Straight Up Love (The Boys of Jackson Harbor #2)(61)



That’s just your guilty conscience, Ava.

When all the food is on the table and I’m finally in my seat, he pours me a glass of wine.

“Have you thought any more about a wedding date?” he asks.

“Maybe we shouldn’t set one yet.” My voice gets caught on the emotion in my throat and hitches, and then my eyes fill with hot tears. I love Harrison, and I’m so angry at Jake right now for ruining days that should be full of excitement and celebration. I’m also mad at myself. If those old feelings hadn’t come rushing to the surface the second his mouth came down on mine, I’d have been able to brush this off. I’d be planning my wedding right now instead of hurting the man I love.

“Because of Jake?” Harrison asks.

I shrug. We both know the answer to that question.

“Ava, I love you,” he says. “And I thought you loved me.”

“I do!” My chest squeezes. “Of course I do. But if I have feelings, I should . . . It’s not fair to you.”

“He’s manipulating you to control you.”

I blink at Harrison. That doesn’t sound like Jake at all.

Harrison rubs the back of his neck and leans back in his chair. “I didn’t want to upset you, baby, but maybe you need to know. After you told me what happened, I confronted Jake.”

“You did?”

His eyes meet mine, and he nods slowly. “He kissed my girl. I couldn’t do nothing.”

“Harrison, what did you do?”

He draws in a long breath. “I didn’t hurt him. Don’t worry.” He shakes his head and looks away. “I went to the bar, ready for a fight. I was so angry. I called him on what he did. What he said to you. And do you know what he said to me?”

My heart is in my throat.

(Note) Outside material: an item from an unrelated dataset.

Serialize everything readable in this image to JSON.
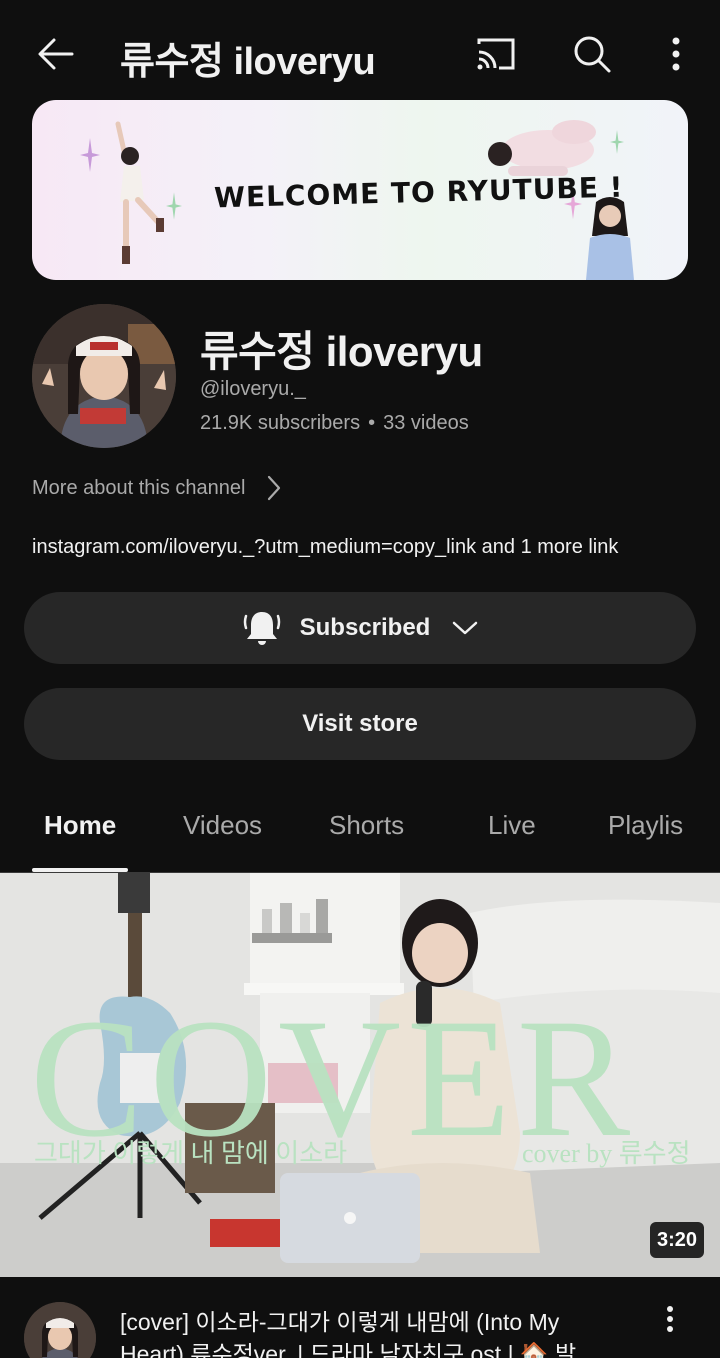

I haven’t talked to Jake since I sent him away three days ago. “What did he say?”

“He said you were his best friend, but his feelings stopped there. He told me you are nothing more than a sister to him, but he’d have said anything to you to keep you from marrying me.” He holds up a hand. “I’m not discrediting your feelings, but I think you need to understand his.”

Nothing more than a sister. My gut twists around the blade of those words, and the pain makes my breath shudder.

“I’m not saying he doesn’t have feelings for you, but I don’t think they’re the feelings you want him to have,” Harrison says. “Before you break my heart and walk away from our life together, I want you to think about the fact that this guy never looked at you twice before I put a ring on your finger. I want you to think about his words. He admitted he’d have said anything to you to keep you from marrying me. What kind of friend is that, Ava? Are those the words of a man going after the woman he loves, or are those the words of a selfish child who thinks his playmate is being taken away?”

The blade twists again and again in my stomach until there’s nothing left. I feel empty inside, hollowed out. I push my plate away. My appetite is gone. “How can you still want to marry me after all this?” I ask. “I love you, Harrison, but I don’t want to misrepresent what I’m feeling right now.”

“You’re confused,” he says.

I nod. Hot tears roll down my cheeks. I’m so confused.

His chair squeaks against the tiled floor as he pushes it back and steps to my side of the table. He turns my seat so I’m facing him but stops me when I try to stand. Lowering himself to his knees in front of me, he cups my face in his hands and looks up into my eyes. “We love each other,” he says. “I’m not going to pretend this hasn’t hurt me, but I don’t want to lose you either.”

My head bobbles as I nod. “I don’t want to lose you.”

His big thumbs swipe at my cheeks, wiping away my tears. “Then marry me, Ava. Set a date. Make me the happiest man in the world.”





Jake


Present day . . .



Ava: Thank you for this weekend. I was looking forward to it all week, but then it was even better than I’d hoped. You know how to make a girl feel special, Jake. Let me know how Mom’s doing.



The text came sometime this morning while I was passed out in a chair in Mom’s hospital room. Levi and I arrived around three a.m. I made Ethan go home to be with Nic and convinced Shay she needed sleep if she was going to help with Mom today. Carter had gone back to the station to finish his shift before we arrived, but Levi, Brayden, and I have lingered at the hospital all night, unwilling to leave Mom alone despite optimistic reports from the nurses.

It’s just me and Mom now—Levi and Brayden went down to the cafeteria to scrounge up some breakfast—but any minute, the room will be flooded with my siblings. I take advantage of these last moments of peace and let myself read the text over and over again.

“You look like you’re trying to solve the world’s problems over there,” Mom says.

I look up from my phone and blink at her. She was awake when Levi and I made it into town last night, and thank God for that. I don’t think I would have slept a minute if I hadn’t been able to hear her voice and see her smile. By the time I got here, she was laughing about her fall. She’d been changing a light bulb in the bathroom and hopped off the stool and landed wrong.